VOLUME 01 ISSUE 03 "PRESERVING THE TRUTH OF THE UW BUSINESS SCHOOL" 04 MARCH 2005

Case Competition Triumph Attributed To PowerPoint Skills

The MBAlmer has learned that the decisive UW Business School victory at the Western Conference Case Competition last month is primarily due to the strategic and extensive use of PowerPoint animations and clip art.

UW MBA Nick Clapper, whose PowerPoint skills "saved the day."
Above: UW MBA Nick Clapper, whose PowerPoint skills "saved the day."

Engineered by Class of 2005 MBA Nicholas Clapper, the 22-slide, 50 MB PowerPoint file was said to have been "the shit" by presentation attendees.

"I swear to God, if Nick hadn't been there, I don't know what we would have done," said '05 MBA Lily Chou. "Our case analysis was horrible. There was nothing to work with - the data was garbage, we had virtually no time, and everyone was bickering."

"Then Nick fired up PowerPoint and things got a whole lot better."

Clapper has downplayed his role, saying, "The presentation was solid. It just needed a little punching up."

The annual Western Conference Case Competition is the oldest and most prestigious case competition on the West coast. Students from business schools across the country compete against one another in five-person teams. This year's Western Conference took place on January 22 and 23 in Los Angeles, California. The UW beat several prestigious runners-up, including Stanford, Harvard, Wharton, Kellogg and MIT, to claim the $25,000 grand prize. The UW was represented by five students - Clapper, Chou, Whit Spencer, Mike Dietzman and Mark Showalter.

According to eyewitnesses, things started to go wrong for the UW team from the moment the plane departed Seattle. "Dietzman had the flu," said one anonymous source, "And was in a nasty mood. Showalter and Spencer were bickering about Wal-Mart. Clapper was playing Halo on his laptop, and Chou was plowing through Harry Potter And The Goblet Of Fire. Nobody seemed to understand what they were up against."

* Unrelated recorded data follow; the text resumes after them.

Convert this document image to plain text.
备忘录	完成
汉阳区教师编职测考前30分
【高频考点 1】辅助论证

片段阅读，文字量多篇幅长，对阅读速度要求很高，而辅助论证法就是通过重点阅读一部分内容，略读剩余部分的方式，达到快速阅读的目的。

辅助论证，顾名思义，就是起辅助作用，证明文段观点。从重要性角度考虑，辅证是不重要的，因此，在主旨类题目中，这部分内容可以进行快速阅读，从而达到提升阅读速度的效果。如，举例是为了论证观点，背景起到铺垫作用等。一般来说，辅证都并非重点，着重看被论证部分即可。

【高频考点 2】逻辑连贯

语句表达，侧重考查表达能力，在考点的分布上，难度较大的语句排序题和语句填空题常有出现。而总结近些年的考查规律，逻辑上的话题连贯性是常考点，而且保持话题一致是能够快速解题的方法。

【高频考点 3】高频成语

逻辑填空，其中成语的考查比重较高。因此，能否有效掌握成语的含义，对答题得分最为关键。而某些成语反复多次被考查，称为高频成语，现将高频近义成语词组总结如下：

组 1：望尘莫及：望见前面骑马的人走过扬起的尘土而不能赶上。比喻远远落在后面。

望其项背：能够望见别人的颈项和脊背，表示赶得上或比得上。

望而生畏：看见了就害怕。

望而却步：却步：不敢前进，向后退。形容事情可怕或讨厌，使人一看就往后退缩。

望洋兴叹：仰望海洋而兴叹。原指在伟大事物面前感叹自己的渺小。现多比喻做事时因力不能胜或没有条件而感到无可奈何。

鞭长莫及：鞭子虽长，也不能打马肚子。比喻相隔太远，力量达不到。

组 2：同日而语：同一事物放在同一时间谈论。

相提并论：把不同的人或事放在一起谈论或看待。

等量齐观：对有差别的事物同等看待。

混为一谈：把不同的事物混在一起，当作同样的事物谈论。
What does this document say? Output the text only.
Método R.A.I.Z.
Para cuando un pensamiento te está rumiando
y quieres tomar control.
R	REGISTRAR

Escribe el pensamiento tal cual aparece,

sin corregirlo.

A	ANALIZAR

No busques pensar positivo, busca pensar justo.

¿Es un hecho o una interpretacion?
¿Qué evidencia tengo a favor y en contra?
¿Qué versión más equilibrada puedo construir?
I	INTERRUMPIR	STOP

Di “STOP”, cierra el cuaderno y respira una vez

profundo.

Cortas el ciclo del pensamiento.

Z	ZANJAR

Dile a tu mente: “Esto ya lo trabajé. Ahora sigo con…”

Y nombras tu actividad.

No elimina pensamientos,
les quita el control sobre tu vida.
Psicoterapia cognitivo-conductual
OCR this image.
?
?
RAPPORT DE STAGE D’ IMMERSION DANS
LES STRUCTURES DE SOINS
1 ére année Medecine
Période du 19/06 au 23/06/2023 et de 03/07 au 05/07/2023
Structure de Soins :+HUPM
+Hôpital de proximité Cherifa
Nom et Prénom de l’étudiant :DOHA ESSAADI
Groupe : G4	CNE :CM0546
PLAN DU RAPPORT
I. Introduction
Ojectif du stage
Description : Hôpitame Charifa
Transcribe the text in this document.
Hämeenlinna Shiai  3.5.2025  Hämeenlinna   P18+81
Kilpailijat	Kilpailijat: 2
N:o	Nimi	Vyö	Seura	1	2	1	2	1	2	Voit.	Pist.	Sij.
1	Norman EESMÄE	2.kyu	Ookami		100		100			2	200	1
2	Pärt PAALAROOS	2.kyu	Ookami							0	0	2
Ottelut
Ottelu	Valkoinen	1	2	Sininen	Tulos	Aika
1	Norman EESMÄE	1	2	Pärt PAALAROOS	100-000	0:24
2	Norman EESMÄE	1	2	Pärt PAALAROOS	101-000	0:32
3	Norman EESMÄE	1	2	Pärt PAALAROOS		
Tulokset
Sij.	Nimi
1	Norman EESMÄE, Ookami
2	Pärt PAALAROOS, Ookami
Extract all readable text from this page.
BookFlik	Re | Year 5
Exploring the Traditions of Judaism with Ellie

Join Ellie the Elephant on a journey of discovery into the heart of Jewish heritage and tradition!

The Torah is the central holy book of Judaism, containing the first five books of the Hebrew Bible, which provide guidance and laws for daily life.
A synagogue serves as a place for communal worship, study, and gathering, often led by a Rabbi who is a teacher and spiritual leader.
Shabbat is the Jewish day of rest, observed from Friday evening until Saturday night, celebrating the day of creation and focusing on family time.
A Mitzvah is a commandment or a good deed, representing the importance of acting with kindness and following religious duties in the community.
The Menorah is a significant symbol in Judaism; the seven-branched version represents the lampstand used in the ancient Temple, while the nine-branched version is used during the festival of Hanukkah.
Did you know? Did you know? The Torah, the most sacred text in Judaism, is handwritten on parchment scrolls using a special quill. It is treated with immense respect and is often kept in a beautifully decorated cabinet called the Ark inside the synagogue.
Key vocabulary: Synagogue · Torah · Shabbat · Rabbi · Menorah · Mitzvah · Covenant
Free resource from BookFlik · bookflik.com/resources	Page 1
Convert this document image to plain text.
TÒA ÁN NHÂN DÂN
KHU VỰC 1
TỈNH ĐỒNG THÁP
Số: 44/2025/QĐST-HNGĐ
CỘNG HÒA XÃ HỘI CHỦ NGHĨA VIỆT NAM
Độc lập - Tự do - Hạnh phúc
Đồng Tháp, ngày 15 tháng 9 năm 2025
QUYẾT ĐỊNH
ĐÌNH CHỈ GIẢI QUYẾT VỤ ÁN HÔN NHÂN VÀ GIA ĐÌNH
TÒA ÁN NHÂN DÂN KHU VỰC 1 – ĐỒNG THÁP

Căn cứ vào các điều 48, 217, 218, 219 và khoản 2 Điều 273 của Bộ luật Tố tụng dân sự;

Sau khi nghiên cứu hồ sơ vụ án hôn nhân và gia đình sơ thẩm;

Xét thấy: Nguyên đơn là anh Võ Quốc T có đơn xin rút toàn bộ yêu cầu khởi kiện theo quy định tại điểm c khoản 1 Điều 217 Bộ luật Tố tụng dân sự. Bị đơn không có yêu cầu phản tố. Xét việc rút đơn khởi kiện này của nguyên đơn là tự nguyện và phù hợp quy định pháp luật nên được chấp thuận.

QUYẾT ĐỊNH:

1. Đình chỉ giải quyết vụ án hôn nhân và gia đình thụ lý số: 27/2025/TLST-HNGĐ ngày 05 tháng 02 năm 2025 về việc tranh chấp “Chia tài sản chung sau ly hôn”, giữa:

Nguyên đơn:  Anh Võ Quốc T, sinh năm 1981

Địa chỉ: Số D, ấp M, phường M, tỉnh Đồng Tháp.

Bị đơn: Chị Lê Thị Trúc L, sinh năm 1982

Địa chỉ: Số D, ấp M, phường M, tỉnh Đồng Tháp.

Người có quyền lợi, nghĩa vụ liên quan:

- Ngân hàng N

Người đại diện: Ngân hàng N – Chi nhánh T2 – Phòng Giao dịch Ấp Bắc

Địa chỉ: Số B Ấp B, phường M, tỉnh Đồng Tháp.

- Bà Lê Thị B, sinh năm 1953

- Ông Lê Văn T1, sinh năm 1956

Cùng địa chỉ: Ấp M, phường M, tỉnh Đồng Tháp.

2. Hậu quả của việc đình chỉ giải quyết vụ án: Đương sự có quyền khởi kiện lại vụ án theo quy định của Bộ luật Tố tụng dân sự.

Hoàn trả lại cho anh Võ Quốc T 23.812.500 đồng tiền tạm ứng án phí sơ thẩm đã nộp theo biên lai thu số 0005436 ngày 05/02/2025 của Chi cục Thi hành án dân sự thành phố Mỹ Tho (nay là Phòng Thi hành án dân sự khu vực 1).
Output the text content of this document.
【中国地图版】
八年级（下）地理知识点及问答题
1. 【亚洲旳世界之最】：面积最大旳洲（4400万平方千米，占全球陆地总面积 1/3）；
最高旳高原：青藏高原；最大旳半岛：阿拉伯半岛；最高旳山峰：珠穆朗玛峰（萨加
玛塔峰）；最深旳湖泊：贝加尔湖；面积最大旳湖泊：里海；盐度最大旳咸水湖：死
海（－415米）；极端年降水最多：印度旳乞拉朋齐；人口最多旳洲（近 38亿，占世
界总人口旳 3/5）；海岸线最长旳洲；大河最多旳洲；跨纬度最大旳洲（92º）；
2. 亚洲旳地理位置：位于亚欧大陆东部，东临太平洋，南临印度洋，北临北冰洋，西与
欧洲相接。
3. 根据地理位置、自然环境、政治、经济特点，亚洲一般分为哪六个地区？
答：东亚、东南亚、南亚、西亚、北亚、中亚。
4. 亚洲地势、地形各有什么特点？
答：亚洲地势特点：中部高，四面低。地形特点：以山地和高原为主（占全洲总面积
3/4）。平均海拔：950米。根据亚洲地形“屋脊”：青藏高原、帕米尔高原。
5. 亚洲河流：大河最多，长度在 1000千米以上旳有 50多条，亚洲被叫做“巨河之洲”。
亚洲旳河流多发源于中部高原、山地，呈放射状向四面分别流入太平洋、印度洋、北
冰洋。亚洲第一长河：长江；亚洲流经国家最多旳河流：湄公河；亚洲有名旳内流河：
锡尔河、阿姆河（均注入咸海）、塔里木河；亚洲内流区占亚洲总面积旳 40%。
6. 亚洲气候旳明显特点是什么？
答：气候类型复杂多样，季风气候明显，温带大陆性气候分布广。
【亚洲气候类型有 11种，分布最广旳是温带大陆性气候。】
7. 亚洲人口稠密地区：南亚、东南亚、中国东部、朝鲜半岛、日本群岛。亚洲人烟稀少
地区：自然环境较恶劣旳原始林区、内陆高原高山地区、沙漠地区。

Things reportedly got worse for the team as the day went on. Trouble at LAX substantially delayed the team's arrival, which shortened the amount of available time for working on the case. Upon receipt of the case itself, however, Showalter "went through the roof" and started complaining about "those Harvard guys." Said Dietzman, "The case was pretty bad. It was riddled with typos and full of conflicting data. We had a hard time making any sense out of it at all. After banging away on it for about five hours, it was, like, one in the morning and everyone was hungry. We had nothing really to say about anything. I suggested we at least try to pull our assumptions together into some kind of presentation. And then I went for pizza."

 One of the slides from the "amazing" PowerPoint deck.
Above: One of the slides from the "amazing" PowerPoint deck.

At this point, Clapper booted his copy of Microsoft PowerPoint 2003, saying, "Well, let's see what we can do."

Team members were then treated to a demonstration of what Spencer calls, "God-like PowerPoint skills." Working for six hours straight, Clapper selected slide backgrounds and clip art, picked fonts and sizes, and then applied all manner of transitions and animations to virtually every object on the screen.

"Nick's motto was, 'if it can take an animation, it's getting an animation'," recalled Chou.

By the time UW was called to present at 8 AM, the team had been up all night and the file, "UWPreso5.ppt" has swelled to more than 50 MB in size. Too large to e-mail to himself, Clapper had to run down to a local Kinko's to purchase a USB keychain drive in order to transfer the slide deck to the designated PC in the presentation room.

Attendees were, according to all sources, blown away.

"It was incredible," said judge Gillian Morris. "Text was flying in on the screen, sometimes doing backflips. A lot of times, new stuff would appear on the screen with these WHOOSH noises. They'd picked just the right graphics to tell their story. When they mentioned partnering with other firms, there was a picture of a handshake. When they talked about profitability, I saw a hand holding a bag of money. It really underscored their core message."

"Truthfully, I was pretty underwhelmed by the UW team at first," concurred Bernard Sumner. "They were very, very unfocused. Their observations about the case seemed both superficial and somewhat contradictory. But when I saw those slides zoom in, zoom out, and fade away with that 'explosion' noise, I thought - WOW! These guys know how to razzle-dazzle!"

It was unknown at press time if Clapper planned to spend part of his $25,000 prize on a copy of the Microsoft PowerPoint 2003 Expansion Pack.